Depuis trois semaines passe sur ABC (grosse chaîne commerciale) une nouvelle série de télé réalité, appelée Food Revolution. L’idée est de suivre le chef britannique Jamie Oliver dans sa tentative d’instaurer aux États-Unis une révolution culinaire (bonne chance – GL pour Marianne – me direz-vous, c’est aussi ce que je me suis dit). Comme le mec est soit un saint, soit suicidaire, soit juste logique, il a commencé à Huntington en Virginie de l’Ouest, la ville la plus malsaine du pays (et donc du monde en gros) : les habitants ont en moyenne 15 ans d’espérance de vie en moins que le reste de la population et ce pour cause d’obésité.

C’est très, très difficile de décrire de manière efficace ce que l’on voit dans chaque épisode alors je vous mets la “bande annonce” ici:

En gros, dans ces quelques minutes seulement on voit que les enfants ont de la pizza pour le petit déjeuner à l’école (ils auront des nuggets de poulet pour le déjeuner et apparemment des nuggets ou de la pizza le soir à la maison), on apprendra plus tard que d’ailleurs ils n’ont qu’une cuillère à la cantine, jamais de fourchette ou de couteau (faudrait pas non plus qu’ils puissent manger de la nourriture “normale”, ça risquerait de faire s’effondrer le cours du hamburger), et c’est valable pour des enfants de 4 à 10 ans… Jamie Oliver montre aussi aux parents la quantité de sucre et de gras qu’ingurgitent leurs rejetons chaque semaine ou chaque année à l’école; ou encore découvre que les enfants n’ont aucune idée de ce qu’est une tomate.

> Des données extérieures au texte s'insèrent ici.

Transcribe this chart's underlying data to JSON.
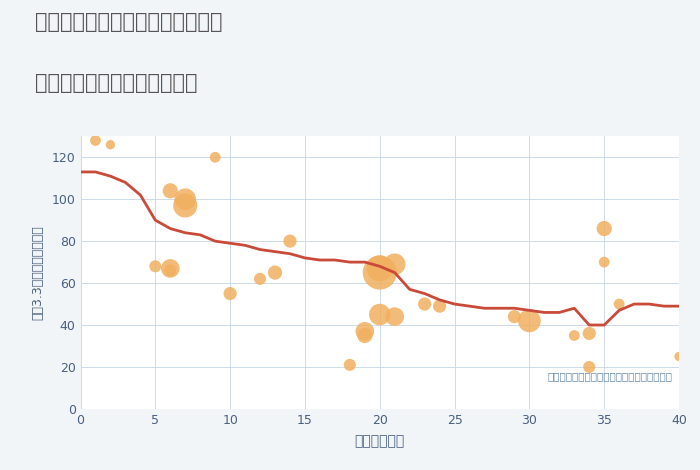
{
  "title_line1": "愛知県名古屋市中川区法華西町の",
  "title_line2": "築年数別中古マンション価格",
  "xlabel": "築年数（年）",
  "ylabel": "坪（3.3㎡）単価（万円）",
  "annotation": "円の大きさは、取引のあった物件面積を示す",
  "background_color": "#f2f5f8",
  "plot_bg_color": "#ffffff",
  "xlim": [
    0,
    40
  ],
  "ylim": [
    0,
    130
  ],
  "xticks": [
    0,
    5,
    10,
    15,
    20,
    25,
    30,
    35,
    40
  ],
  "yticks": [
    0,
    20,
    40,
    60,
    80,
    100,
    120
  ],
  "line_color": "#c94a38",
  "line_x": [
    0,
    1,
    2,
    3,
    4,
    5,
    6,
    7,
    8,
    9,
    10,
    11,
    12,
    13,
    14,
    15,
    16,
    17,
    18,
    19,
    20,
    21,
    22,
    23,
    24,
    25,
    26,
    27,
    28,
    29,
    30,
    31,
    32,
    33,
    34,
    35,
    36,
    37,
    38,
    39,
    40
  ],
  "line_y": [
    113,
    113,
    111,
    108,
    102,
    90,
    86,
    84,
    83,
    80,
    79,
    78,
    76,
    75,
    74,
    72,
    71,
    71,
    70,
    70,
    68,
    65,
    57,
    55,
    52,
    50,
    49,
    48,
    48,
    48,
    47,
    46,
    46,
    48,
    40,
    40,
    47,
    50,
    50,
    49,
    49
  ],
  "scatter_x": [
    1,
    2,
    5,
    6,
    6,
    6,
    7,
    7,
    9,
    10,
    12,
    13,
    14,
    18,
    19,
    19,
    20,
    20,
    20,
    21,
    21,
    23,
    24,
    29,
    30,
    33,
    34,
    34,
    35,
    35,
    36,
    40
  ],
  "scatter_y": [
    128,
    126,
    68,
    67,
    66,
    104,
    100,
    97,
    120,
    55,
    62,
    65,
    80,
    21,
    37,
    35,
    67,
    65,
    45,
    69,
    44,
    50,
    49,
    44,
    42,
    35,
    36,
    20,
    86,
    70,
    50,
    25
  ],
  "scatter_size": [
    20,
    15,
    25,
    60,
    25,
    40,
    80,
    100,
    20,
    30,
    25,
    35,
    30,
    25,
    60,
    40,
    120,
    200,
    80,
    80,
    60,
    30,
    30,
    30,
    90,
    20,
    30,
    25,
    40,
    20,
    20,
    15
  ],
  "scatter_color": "#f0b060",
  "scatter_alpha": 0.85,
  "title_color": "#555555",
  "axis_color": "#4a6080",
  "grid_color": "#ccdaeb",
  "annotation_color": "#6688aa"
}
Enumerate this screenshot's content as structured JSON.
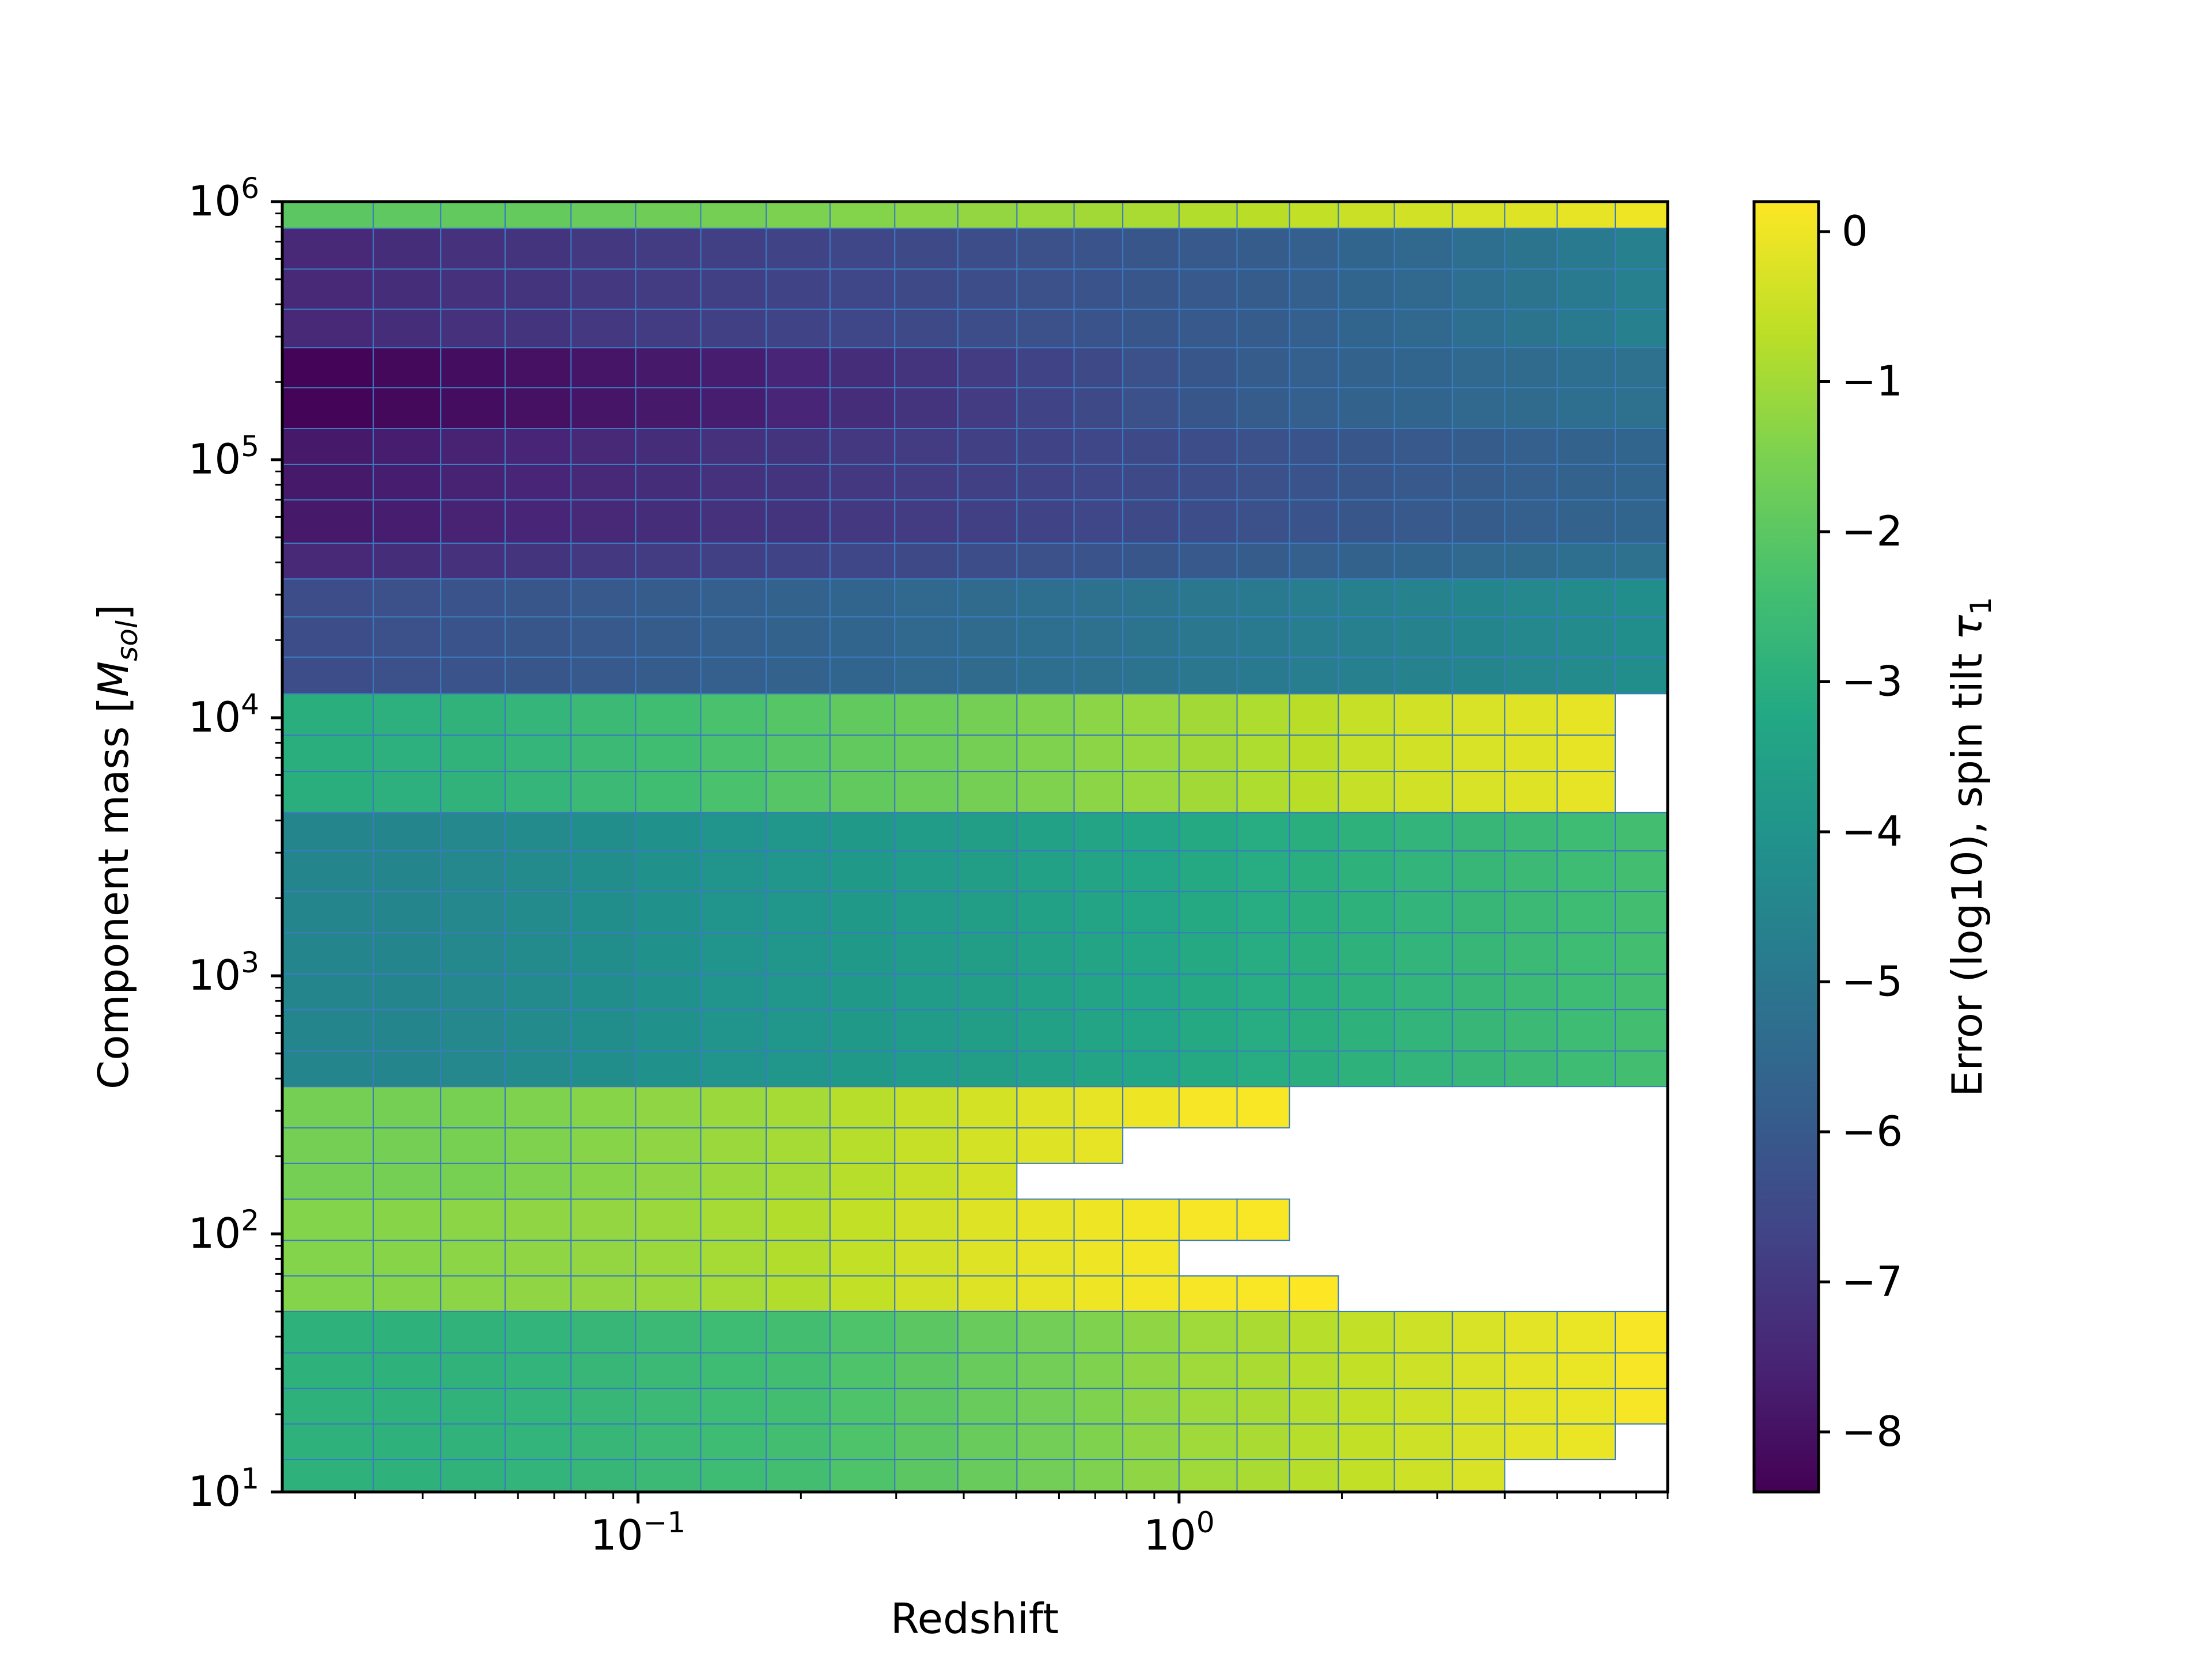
{
  "chart_data": {
    "type": "heatmap",
    "xlabel": "Redshift",
    "ylabel": "Component mass [",
    "ylabel_math": "M",
    "ylabel_sub": "sol",
    "ylabel_end": "]",
    "xscale": "log",
    "yscale": "log",
    "xlim": [
      0.022,
      8.0
    ],
    "ylim": [
      10,
      1000000
    ],
    "x_ticks": [
      {
        "value": 0.1,
        "base": "10",
        "exp": "−1"
      },
      {
        "value": 1,
        "base": "10",
        "exp": "0"
      }
    ],
    "y_ticks": [
      {
        "value": 10,
        "base": "10",
        "exp": "1"
      },
      {
        "value": 100,
        "base": "10",
        "exp": "2"
      },
      {
        "value": 1000,
        "base": "10",
        "exp": "3"
      },
      {
        "value": 10000,
        "base": "10",
        "exp": "4"
      },
      {
        "value": 100000,
        "base": "10",
        "exp": "5"
      },
      {
        "value": 1000000,
        "base": "10",
        "exp": "6"
      }
    ],
    "x_edges": [
      0.022,
      0.0324,
      0.0432,
      0.0568,
      0.0752,
      0.099,
      0.1306,
      0.1725,
      0.2264,
      0.2982,
      0.39,
      0.5016,
      0.6397,
      0.7869,
      1.0,
      1.28,
      1.6,
      1.97,
      2.5,
      3.2,
      4.0,
      5.0,
      6.4,
      8.0
    ],
    "y_edges": [
      10,
      13.34,
      18.34,
      25.2,
      34.6,
      50.0,
      68.7,
      94.4,
      136.4,
      187.5,
      257.6,
      372.3,
      511.5,
      740.0,
      1016,
      1469,
      2120,
      3049,
      4290,
      6200,
      8560,
      12390,
      17180,
      24620,
      34500,
      47500,
      69900,
      96000,
      132000,
      190000,
      272000,
      383000,
      548000,
      788000,
      1000000
    ],
    "band_rows": [
      [
        0,
        1,
        2,
        3,
        4
      ],
      [
        5,
        6,
        7
      ],
      [
        8,
        9,
        10
      ],
      [
        11,
        12,
        13,
        14,
        15,
        16,
        17
      ],
      [
        18,
        19,
        20
      ],
      [
        21,
        22,
        23
      ],
      [
        24
      ],
      [
        25,
        26,
        27
      ],
      [
        28,
        29
      ],
      [
        30,
        31,
        32
      ],
      [
        33
      ]
    ],
    "band_values": [
      [
        -2.9,
        -2.9,
        -2.85,
        -2.8,
        -2.7,
        -2.6,
        -2.5,
        -2.4,
        -2.2,
        -2.0,
        -1.8,
        -1.65,
        -1.45,
        -1.25,
        -1.05,
        -0.9,
        -0.75,
        -0.6,
        -0.45,
        -0.3,
        -0.15,
        -0.05,
        0.1
      ],
      [
        -1.4,
        -1.35,
        -1.3,
        -1.25,
        -1.2,
        -1.1,
        -0.95,
        -0.8,
        -0.6,
        -0.4,
        -0.2,
        -0.1,
        0.0,
        0.05,
        0.1,
        0.15,
        null,
        null,
        null,
        null,
        null,
        null,
        null
      ],
      [
        -1.6,
        -1.6,
        -1.55,
        -1.45,
        -1.35,
        -1.25,
        -1.1,
        -0.95,
        -0.75,
        -0.55,
        -0.35,
        -0.2,
        -0.1,
        0.0,
        0.1,
        0.15,
        null,
        null,
        null,
        null,
        null,
        null,
        null
      ],
      [
        -4.5,
        -4.5,
        -4.4,
        -4.3,
        -4.2,
        -4.1,
        -4.0,
        -3.9,
        -3.8,
        -3.7,
        -3.6,
        -3.5,
        -3.4,
        -3.3,
        -3.2,
        -3.1,
        -3.0,
        -2.9,
        -2.8,
        -2.7,
        -2.6,
        -2.5,
        -2.4
      ],
      [
        -3.0,
        -2.95,
        -2.85,
        -2.75,
        -2.6,
        -2.45,
        -2.3,
        -2.1,
        -1.9,
        -1.75,
        -1.6,
        -1.45,
        -1.3,
        -1.15,
        -1.0,
        -0.85,
        -0.7,
        -0.55,
        -0.4,
        -0.3,
        -0.2,
        -0.1,
        null
      ],
      [
        -6.4,
        -6.3,
        -6.2,
        -6.1,
        -6.0,
        -5.9,
        -5.8,
        -5.7,
        -5.6,
        -5.5,
        -5.4,
        -5.3,
        -5.2,
        -5.1,
        -5.0,
        -4.9,
        -4.8,
        -4.7,
        -4.6,
        -4.5,
        -4.4,
        -4.3,
        -4.2
      ],
      [
        -7.4,
        -7.3,
        -7.2,
        -7.1,
        -7.0,
        -6.9,
        -6.8,
        -6.7,
        -6.6,
        -6.5,
        -6.4,
        -6.3,
        -6.2,
        -6.1,
        -6.0,
        -5.9,
        -5.8,
        -5.7,
        -5.6,
        -5.5,
        -5.4,
        -5.3,
        -5.2
      ],
      [
        -7.8,
        -7.7,
        -7.6,
        -7.5,
        -7.4,
        -7.3,
        -7.2,
        -7.1,
        -7.0,
        -6.9,
        -6.8,
        -6.7,
        -6.6,
        -6.5,
        -6.4,
        -6.3,
        -6.2,
        -6.1,
        -6.0,
        -5.9,
        -5.8,
        -5.7,
        -5.6
      ],
      [
        -8.3,
        -8.2,
        -8.1,
        -8.0,
        -7.9,
        -7.8,
        -7.7,
        -7.5,
        -7.3,
        -7.1,
        -6.9,
        -6.7,
        -6.5,
        -6.3,
        -6.1,
        -5.9,
        -5.8,
        -5.7,
        -5.6,
        -5.5,
        -5.4,
        -5.3,
        -5.2
      ],
      [
        -7.4,
        -7.3,
        -7.2,
        -7.1,
        -7.0,
        -6.9,
        -6.8,
        -6.7,
        -6.6,
        -6.5,
        -6.4,
        -6.3,
        -6.2,
        -6.1,
        -6.0,
        -5.9,
        -5.8,
        -5.6,
        -5.5,
        -5.3,
        -5.1,
        -4.9,
        -4.7
      ],
      [
        -4.3,
        -4.2,
        -4.1,
        -4.0,
        -3.9,
        -3.8,
        -3.7,
        -3.6,
        -3.5,
        -3.4,
        -3.3,
        -3.2,
        -3.1,
        -3.0,
        -2.9,
        -2.8,
        -2.7,
        -2.6,
        -2.4,
        -2.2,
        -2.0,
        -1.8,
        -1.5
      ]
    ],
    "special_cells": [
      {
        "row": 0,
        "values": [
          -2.9,
          -2.9,
          -2.85,
          -2.8,
          -2.7,
          -2.6,
          -2.5,
          -2.4,
          -2.2,
          -2.0,
          -1.8,
          -1.65,
          -1.45,
          -1.25,
          -1.05,
          -0.9,
          -0.75,
          -0.6,
          -0.45,
          -0.3,
          null,
          null,
          null
        ]
      },
      {
        "row": 1,
        "values": [
          -2.9,
          -2.9,
          -2.85,
          -2.8,
          -2.7,
          -2.6,
          -2.5,
          -2.4,
          -2.2,
          -2.0,
          -1.8,
          -1.65,
          -1.45,
          -1.25,
          -1.05,
          -0.9,
          -0.75,
          -0.6,
          -0.45,
          -0.3,
          -0.15,
          -0.05,
          null
        ]
      },
      {
        "row": 5,
        "values": [
          -1.4,
          -1.35,
          -1.3,
          -1.25,
          -1.2,
          -1.1,
          -0.95,
          -0.8,
          -0.6,
          -0.4,
          -0.2,
          -0.1,
          0.0,
          0.05,
          0.1,
          0.15,
          0.2,
          null,
          null,
          null,
          null,
          null,
          null
        ]
      },
      {
        "row": 6,
        "values": [
          -1.4,
          -1.35,
          -1.3,
          -1.25,
          -1.2,
          -1.1,
          -0.95,
          -0.8,
          -0.6,
          -0.4,
          -0.2,
          -0.1,
          0.0,
          0.05,
          null,
          null,
          null,
          null,
          null,
          null,
          null,
          null,
          null
        ]
      },
      {
        "row": 8,
        "values": [
          -1.6,
          -1.6,
          -1.55,
          -1.45,
          -1.35,
          -1.25,
          -1.1,
          -0.95,
          -0.75,
          -0.55,
          -0.35,
          null,
          null,
          null,
          null,
          null,
          null,
          null,
          null,
          null,
          null,
          null,
          null
        ]
      },
      {
        "row": 9,
        "values": [
          -1.6,
          -1.6,
          -1.55,
          -1.45,
          -1.35,
          -1.25,
          -1.1,
          -0.95,
          -0.75,
          -0.55,
          -0.35,
          -0.2,
          -0.1,
          null,
          null,
          null,
          null,
          null,
          null,
          null,
          null,
          null,
          null
        ]
      },
      {
        "row": 33,
        "values": [
          -2.0,
          -1.95,
          -1.9,
          -1.85,
          -1.8,
          -1.7,
          -1.6,
          -1.5,
          -1.4,
          -1.3,
          -1.2,
          -1.1,
          -1.0,
          -0.9,
          -0.8,
          -0.7,
          -0.6,
          -0.5,
          -0.4,
          -0.3,
          -0.2,
          -0.1,
          0.0
        ]
      }
    ],
    "top_row_partial": {
      "row": 33,
      "last_col": 15
    },
    "colorbar": {
      "label": "Error (log10), spin tilt ",
      "label_math": "τ",
      "label_sub": "1",
      "min": -8.4,
      "max": 0.2,
      "ticks": [
        0,
        -1,
        -2,
        -3,
        -4,
        -5,
        -6,
        -7,
        -8
      ],
      "tick_labels": [
        "0",
        "−1",
        "−2",
        "−3",
        "−4",
        "−5",
        "−6",
        "−7",
        "−8"
      ],
      "colormap": "viridis"
    },
    "grid": false,
    "cell_edge_color": "#3b7bbf"
  }
}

Après seulement trois épisodes, on dépasse la tentation (bien naturelle n’est-ce pas) de se moquer des Américains qui n’y connaissent rien. Ce que l’on voit est tragique, la société est arrivée à un point où les gens n’ont aucune idée de ce qu’ils mangent, de ce qu’ils devraient manger ou même du fait qu’ils devraient remettre en cause leur style de vie. Depuis deux générations en gros cette population a subi un lavage de cerveau médiatique, culturel et économique visant à lui faire avaler tout et n’importe quoi tant que l’industrie “alimentaire” se fait du fric sur leur dos. Et même si cela leur coûte 15 ou 20 ans d’espérance de vie.

Parce que l’autre chose que l’on voit dans ces épisodes ce sont des jeunes de 16 ans à qui l’ont a donné 7 ans d’espérance de vie, ou de 12 ans à qui l’on parle d’amputation pour cause de diabète dans les prochaines années, franchement ça fait flipper. L’obésité est d’ailleurs responsable à elle seule de 10 % des dépenses de santé aux États-Unis. Ces épisodes sont à la fois fascinants et absolument déprimants parce qu’ils nous montrent à quel point la société occidentale (et la France est malheureusement loin d’être à l’abri) est en pleine dégénérescence et comme il est facile de faire revenir une population à l’état quasi animal (j’espère que ça passera un jour en France pour que vous vous rendiez compte que je n’exagère pas).